Repetitive elements account for the majority of DNA elements in eukaryotic genomes [71]. The study of these sequence elements is required to understand the nature and significance of genome size variation between species as well as the comprehensive structure and evolution of fish genomes. The fastest-evolving DNA sequences in genomes, centromeric repeats have been shown to differ between populations or even between closely related species, as was the case in Drosophila [72] and Macropodine marsupials [73]. Our findings suggest that the SfoSat 01, 02, 03, and 07, which were found to be located in the pericentromeric regions of nearly all chromosomes, may be significant for S. formosus’ centromeric activity. Some SatDNAs are predicted by [74] to contribute to centromeric function. Similar outcomes in Triportheus species have recently been discovered [33]. Once it was demonstrated that divergence in centromeric sequences may lead to reproductive isolation and, eventually, species radiation, several authors hypothesized the significance of this fast mechanism in the speciation process [72,75].
It is worth noting that there has been an increasing amount of research in the literature showing how SatDNAs play a role in centromere epigenetics as well as chromosome speciation [26,73,75,76]. These authors described numerous instances in which important centromere features, such as CENP-B and/or CENP-A DNA motifs, are incorporated into the structure of SatDNAs or even examples in which SatDNA transcripts, such as miRNA and siRNA, regulate pericentromeric heterochromatin and gene expression. The creation of kinetochores and the posterior attachment of the spindle fibers are both processes that the centromere participates in, making it an essential component of the genome and required for the proper disjunction of chromosomes [72,76]. As S. formosus SatDNAs have a similar distribution, this suggests that their functional significance in the development and control of centromeres. The detection of homologous chromosomes during meiosis can be affected by changes in SatDNA structure, and over time, these changes can cause post-zygotic barriers to emerge, which results in differing patterns of SatDNAs in certain lineages [76].
We found evidence for population genetic structure and microstructure variations in the karyotypes of S. formosus color phenotypes. However, the results do not fully support the existence of distinct lineages, or evolutionary units, that correspond to different color phenotypes in S. formosus. Therefore, future studies should include a dense sampling of natural populations and combine genomic approaches with cytogenetic, morphological, and ecological data to better delimit the taxonomic boundaries of these variants using formal species delimitation approaches. Such advances will be important to successfully understand the ecology, life history, and diversity of S. formosus, allowing the development of appropriate conservation actions for this endangered species.

4. Materials and Methods

4.1. Individuals and Conventional Cytogenetics

The sampling individuals are presented in Table 2. Because of their status as a critically endangered taxon, commercial trading of S. formosus is allowed only for captive-bred, F2-generation individuals. Accordingly, 22 individuals from an aquarium trade in Thailand were legally collected (Table 2), and a certificate of parental origin accompanied each one of them. This sample represents five different phenotypes of the three naturally occurring varieties of S. formosus: Super Red (SR—red variety), Gold Crossback (GC—golden variety), Highback Golden (HG—golden variety), Asian Green (AG—green variety) and Yellow-Tail Silver (YS—green variety). We used the caudal fin regeneration method for chromosome preparation [77], with adjusted regeneration timeframes (ranging from 5 to 10 days), to obtain mitotic chromosomes without the need to sacrifice the specimens. The chromosomes were stained with a 10% Giemsa solution (pH 6.8), and the constitutive heterochromatin was detected according to the C-banding procedure [78].

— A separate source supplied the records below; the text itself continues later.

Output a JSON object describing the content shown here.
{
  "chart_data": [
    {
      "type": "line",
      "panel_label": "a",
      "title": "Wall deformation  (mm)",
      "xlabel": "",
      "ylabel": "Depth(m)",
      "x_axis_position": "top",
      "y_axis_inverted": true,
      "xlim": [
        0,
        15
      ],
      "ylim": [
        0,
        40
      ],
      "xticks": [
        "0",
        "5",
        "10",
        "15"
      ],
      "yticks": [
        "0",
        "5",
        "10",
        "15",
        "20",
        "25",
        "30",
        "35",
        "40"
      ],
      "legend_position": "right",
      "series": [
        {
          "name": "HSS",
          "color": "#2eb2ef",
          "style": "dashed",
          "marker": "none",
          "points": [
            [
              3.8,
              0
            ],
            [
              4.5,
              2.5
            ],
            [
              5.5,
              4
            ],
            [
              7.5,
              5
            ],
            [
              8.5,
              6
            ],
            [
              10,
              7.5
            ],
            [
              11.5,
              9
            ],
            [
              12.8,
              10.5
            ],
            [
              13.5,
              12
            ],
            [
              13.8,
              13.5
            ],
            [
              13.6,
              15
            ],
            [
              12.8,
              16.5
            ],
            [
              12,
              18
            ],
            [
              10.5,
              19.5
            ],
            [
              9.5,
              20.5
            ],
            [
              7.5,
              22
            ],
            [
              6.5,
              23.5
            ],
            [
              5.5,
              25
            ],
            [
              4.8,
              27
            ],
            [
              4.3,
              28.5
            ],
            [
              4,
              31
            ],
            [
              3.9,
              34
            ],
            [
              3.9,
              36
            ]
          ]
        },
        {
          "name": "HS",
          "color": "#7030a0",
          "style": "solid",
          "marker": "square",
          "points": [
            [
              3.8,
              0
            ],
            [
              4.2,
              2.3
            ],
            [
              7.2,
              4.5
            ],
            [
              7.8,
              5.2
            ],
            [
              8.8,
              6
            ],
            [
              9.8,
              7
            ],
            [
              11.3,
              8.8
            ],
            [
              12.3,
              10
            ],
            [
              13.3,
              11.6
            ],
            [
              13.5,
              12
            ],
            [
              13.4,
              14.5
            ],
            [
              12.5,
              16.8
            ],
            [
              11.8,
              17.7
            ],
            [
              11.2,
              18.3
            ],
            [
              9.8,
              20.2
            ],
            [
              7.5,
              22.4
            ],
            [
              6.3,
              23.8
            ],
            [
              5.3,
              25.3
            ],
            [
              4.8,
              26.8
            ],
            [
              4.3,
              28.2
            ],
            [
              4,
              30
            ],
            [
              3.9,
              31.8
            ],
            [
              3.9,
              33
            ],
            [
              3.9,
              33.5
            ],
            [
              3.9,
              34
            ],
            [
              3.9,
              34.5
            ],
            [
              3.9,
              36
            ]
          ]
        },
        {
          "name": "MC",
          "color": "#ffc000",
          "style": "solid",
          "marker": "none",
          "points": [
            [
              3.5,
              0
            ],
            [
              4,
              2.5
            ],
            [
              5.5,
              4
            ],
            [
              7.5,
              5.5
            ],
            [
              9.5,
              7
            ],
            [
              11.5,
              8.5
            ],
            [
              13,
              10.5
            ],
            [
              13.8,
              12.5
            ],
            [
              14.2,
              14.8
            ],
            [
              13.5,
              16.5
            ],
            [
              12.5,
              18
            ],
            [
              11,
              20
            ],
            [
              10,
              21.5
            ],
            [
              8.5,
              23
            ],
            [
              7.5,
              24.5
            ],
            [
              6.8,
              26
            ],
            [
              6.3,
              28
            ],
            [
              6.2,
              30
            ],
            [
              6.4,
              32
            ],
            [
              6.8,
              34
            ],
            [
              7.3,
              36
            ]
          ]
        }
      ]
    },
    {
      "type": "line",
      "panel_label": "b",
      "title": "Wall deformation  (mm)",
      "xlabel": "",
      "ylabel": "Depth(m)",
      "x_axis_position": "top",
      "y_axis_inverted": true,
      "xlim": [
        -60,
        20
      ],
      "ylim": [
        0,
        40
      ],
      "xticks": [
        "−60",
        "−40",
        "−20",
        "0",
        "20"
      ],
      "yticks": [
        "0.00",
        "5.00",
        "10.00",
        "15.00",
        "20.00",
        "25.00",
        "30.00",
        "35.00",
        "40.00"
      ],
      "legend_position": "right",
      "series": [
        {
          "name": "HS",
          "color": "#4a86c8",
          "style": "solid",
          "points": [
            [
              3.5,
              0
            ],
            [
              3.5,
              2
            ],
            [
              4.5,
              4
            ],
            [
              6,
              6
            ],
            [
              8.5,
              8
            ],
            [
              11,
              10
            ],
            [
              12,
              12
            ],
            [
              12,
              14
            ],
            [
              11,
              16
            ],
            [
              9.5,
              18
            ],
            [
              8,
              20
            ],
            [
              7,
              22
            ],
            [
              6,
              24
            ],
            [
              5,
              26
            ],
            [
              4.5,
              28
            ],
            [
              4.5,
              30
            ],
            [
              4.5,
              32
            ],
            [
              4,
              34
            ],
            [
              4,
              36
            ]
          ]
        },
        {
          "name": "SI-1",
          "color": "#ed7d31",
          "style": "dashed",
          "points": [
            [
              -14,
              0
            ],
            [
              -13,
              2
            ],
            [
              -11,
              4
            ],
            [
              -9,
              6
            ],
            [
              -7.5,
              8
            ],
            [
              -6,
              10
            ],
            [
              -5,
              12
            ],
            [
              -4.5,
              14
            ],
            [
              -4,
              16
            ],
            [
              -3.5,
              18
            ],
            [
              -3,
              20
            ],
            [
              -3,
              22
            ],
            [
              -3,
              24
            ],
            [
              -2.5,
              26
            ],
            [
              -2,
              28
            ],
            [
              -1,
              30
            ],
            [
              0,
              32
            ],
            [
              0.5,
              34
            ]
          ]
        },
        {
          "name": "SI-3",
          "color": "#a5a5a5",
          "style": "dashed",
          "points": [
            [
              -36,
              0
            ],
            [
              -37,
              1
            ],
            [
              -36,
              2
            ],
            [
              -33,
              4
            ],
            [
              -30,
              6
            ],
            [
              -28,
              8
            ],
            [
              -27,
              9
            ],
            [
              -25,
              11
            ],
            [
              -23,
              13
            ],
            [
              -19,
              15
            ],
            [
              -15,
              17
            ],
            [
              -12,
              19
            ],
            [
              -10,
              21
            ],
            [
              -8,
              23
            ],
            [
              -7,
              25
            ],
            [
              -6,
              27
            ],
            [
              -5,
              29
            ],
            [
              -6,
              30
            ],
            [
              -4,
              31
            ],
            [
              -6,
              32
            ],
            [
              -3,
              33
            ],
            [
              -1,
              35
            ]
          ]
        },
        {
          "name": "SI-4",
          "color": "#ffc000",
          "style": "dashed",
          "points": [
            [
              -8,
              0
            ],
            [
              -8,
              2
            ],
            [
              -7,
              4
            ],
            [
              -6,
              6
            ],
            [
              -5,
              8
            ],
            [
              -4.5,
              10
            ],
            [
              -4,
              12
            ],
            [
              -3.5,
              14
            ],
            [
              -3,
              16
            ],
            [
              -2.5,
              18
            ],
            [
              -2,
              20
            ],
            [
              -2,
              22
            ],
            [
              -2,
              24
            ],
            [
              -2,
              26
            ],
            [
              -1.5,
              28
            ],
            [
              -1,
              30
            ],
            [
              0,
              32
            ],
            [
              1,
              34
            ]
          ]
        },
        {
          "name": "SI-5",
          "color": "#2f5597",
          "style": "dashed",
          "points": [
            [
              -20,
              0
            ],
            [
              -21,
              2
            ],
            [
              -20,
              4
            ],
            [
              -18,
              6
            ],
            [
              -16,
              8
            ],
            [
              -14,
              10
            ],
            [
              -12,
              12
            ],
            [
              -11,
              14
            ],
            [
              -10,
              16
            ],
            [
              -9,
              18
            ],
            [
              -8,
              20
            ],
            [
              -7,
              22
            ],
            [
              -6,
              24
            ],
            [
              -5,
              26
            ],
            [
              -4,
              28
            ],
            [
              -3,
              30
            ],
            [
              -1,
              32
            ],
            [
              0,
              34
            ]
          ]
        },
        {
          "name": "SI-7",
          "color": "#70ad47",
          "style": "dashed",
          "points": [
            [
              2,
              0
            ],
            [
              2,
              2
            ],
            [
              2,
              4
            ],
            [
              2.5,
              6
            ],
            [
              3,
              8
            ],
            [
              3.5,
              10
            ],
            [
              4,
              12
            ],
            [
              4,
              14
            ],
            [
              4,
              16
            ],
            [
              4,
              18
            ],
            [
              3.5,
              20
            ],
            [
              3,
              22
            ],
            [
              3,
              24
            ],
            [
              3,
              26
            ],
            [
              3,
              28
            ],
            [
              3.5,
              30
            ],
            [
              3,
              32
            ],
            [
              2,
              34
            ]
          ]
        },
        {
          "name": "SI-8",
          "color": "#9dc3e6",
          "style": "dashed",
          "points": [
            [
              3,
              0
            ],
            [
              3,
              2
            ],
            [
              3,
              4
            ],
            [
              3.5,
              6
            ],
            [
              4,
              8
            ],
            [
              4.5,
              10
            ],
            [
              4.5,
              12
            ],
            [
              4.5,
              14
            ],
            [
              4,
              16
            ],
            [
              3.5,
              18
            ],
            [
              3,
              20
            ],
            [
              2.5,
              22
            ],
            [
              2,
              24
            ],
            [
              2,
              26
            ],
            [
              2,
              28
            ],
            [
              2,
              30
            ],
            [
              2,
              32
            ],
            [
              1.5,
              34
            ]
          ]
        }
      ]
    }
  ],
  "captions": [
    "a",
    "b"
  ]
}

4.2. DNA Extraction and Genome Sequencing

We extracted the genomic DNAs (gDNAs) from the fins tissues of one individual of each phenotype, and one specimen of the Highback Golden phenotype was selected for the genome sequencing. The extraction procedure followed the standard phenol-chloroform-isoamyl alcohol method [79]. The low-pass shotgun sequencing (2 × 150 bp paired-end) was performed on the BGISEQ-500 platform at BGI (BGI Shenzhen Corporation, Shenzhen, China), yielding 2.14 Gb. Raw reads are available in the Sequence Read Archive (SRA-NCBI) under the accession number SRR23609111.

4.3. Bioinformatic Analyses

Initially, we performed a quality filtering of reads using Trimmomatic software [80]. Then, the satellitomes were characterized using a combination of custom python scripts (https://github.com/fjruizruano/satminer, accessed on 15 January 2023) and the TAREAN tool [27]. Specifically, we start with a characterization of SatDNAs in the TAREAN tool in a random selection of 2 × 500,000 reads. Then, we filtered out the identified SatDNAs with DeconSeq [81] and repeated these steps until no SatDNA was identified. Next, we removed other tandemly repeated sequences commonly outputted by TAREAN, such as multigene families, from the catalog. Finally, we performed a homology search using the RepeatMasker 4.1.5 software (https://github.com/fjruizruano/satminer/blob/master/rm_homology.py, accessed on 23 February 2023) to group sequences into variants (>95% of similarity), family (between 80 and 95% of similarity), and superfamily (between 50 and 80% of similarity), as proposed by [28].
After that, the abundance and divergence values of SatDNAs were estimated using RepeatMasker software [82]. For this, we selected 2 × 7,125,600 reads and aligned them against the SatDNA catalog with a custom python script (https://github.com/fjruizruano/ngs-protocols/blob/master/repeat_masker_run_big.py, accessed on 23 February 2023). The abundance of each satellite DNA was estimated as the quotient of the number of mapped reads and the number of analyzed nucleotides. Then, we named SatDNA families in decreasing order of abundance, as suggested by Ruiz-Ruano et al. [28]. Additionally, we BLAST-searched [83] the satellitome of S. formosus against the GenBank/NCBI nucleotide database to verify the occurrence of conserved SatDNAs.

4.4. Primer Design and DNA Amplification via Polymerase Chain Reaction (PCR)

We designed primers for 24 out of the 25 sSatDNAs that were characterized (marked with an asterisk in Table 1). The PCR procedures used the optimal amplification temperatures and DNA template concentrations for each SatDNA, according to [33]. The following cycles were used for each sequence: initial denaturation at 95 °C for 5 min, 30 cycles with denaturation at 95 °C for 20 s, annealing at 52 °C to 60 °C for 40 s, extension at 72 °C for 30 s, and final extension at 72 °C for 10 min. The PCR products were checked by electrophoresis on 2% and 1% agarose gels to validate the amplification and check the integrity of the SatDNAs. Finally, they were quantified using the NanoDrop spectrofotometer (ThermoFisher Scientific, Branchburg, NJ, USA).

4.5. Fluorescence in Situ Hybridization (FISH)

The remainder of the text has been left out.